This Google window decal will talk to your phone. Next, Google wants your phone to tell all about you.
NEXT WAVE: If you've shelled out for the latest smartphone, tapping your device to one of these Google stickers could transmit information about the business.
ByCOREY PEIN
They came in the mail, thousands upon thousands. And
Portland businesses have obediently applied them to their windows: white
stickers, the size of a pulp novel, with the distinctive red pinpoint
icon of Google Maps.
The stickers
advertise one of the Internet giant's newest services-, Google Places.
Portland is the first test city for Places, which is like an online
Yellow Pages that's updated by users and is free (for now) to businesses
that want a listing.
What
most passersby—and some retailers—don't know is that the Google
stickers contain a tiny chip that can send a signal to the latest
smartphones.
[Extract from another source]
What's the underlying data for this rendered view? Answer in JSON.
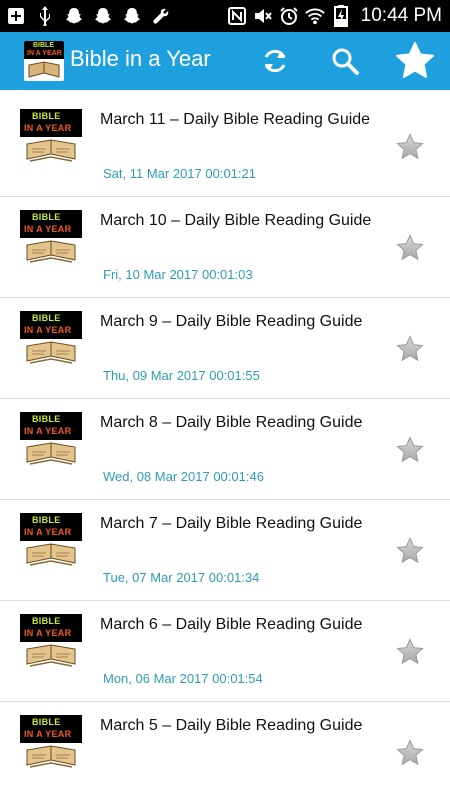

It's the same technology used in new U.S. passports and by
farmers for "electronic sheep identification."
Google and other
corporations are investing heavily in this technology, known as
radio-frequency identification or RFID, which they bill as the future of
commerce. The Google stickers can be activated by the company's new
Nexus S Android phones; the iPhone 5 and other next-generation
smartphones should also work.
WW tested a
sticker with a Nexus phone. Tapping the phone to the sticker made the
screen flash with the appropriate Google Places page.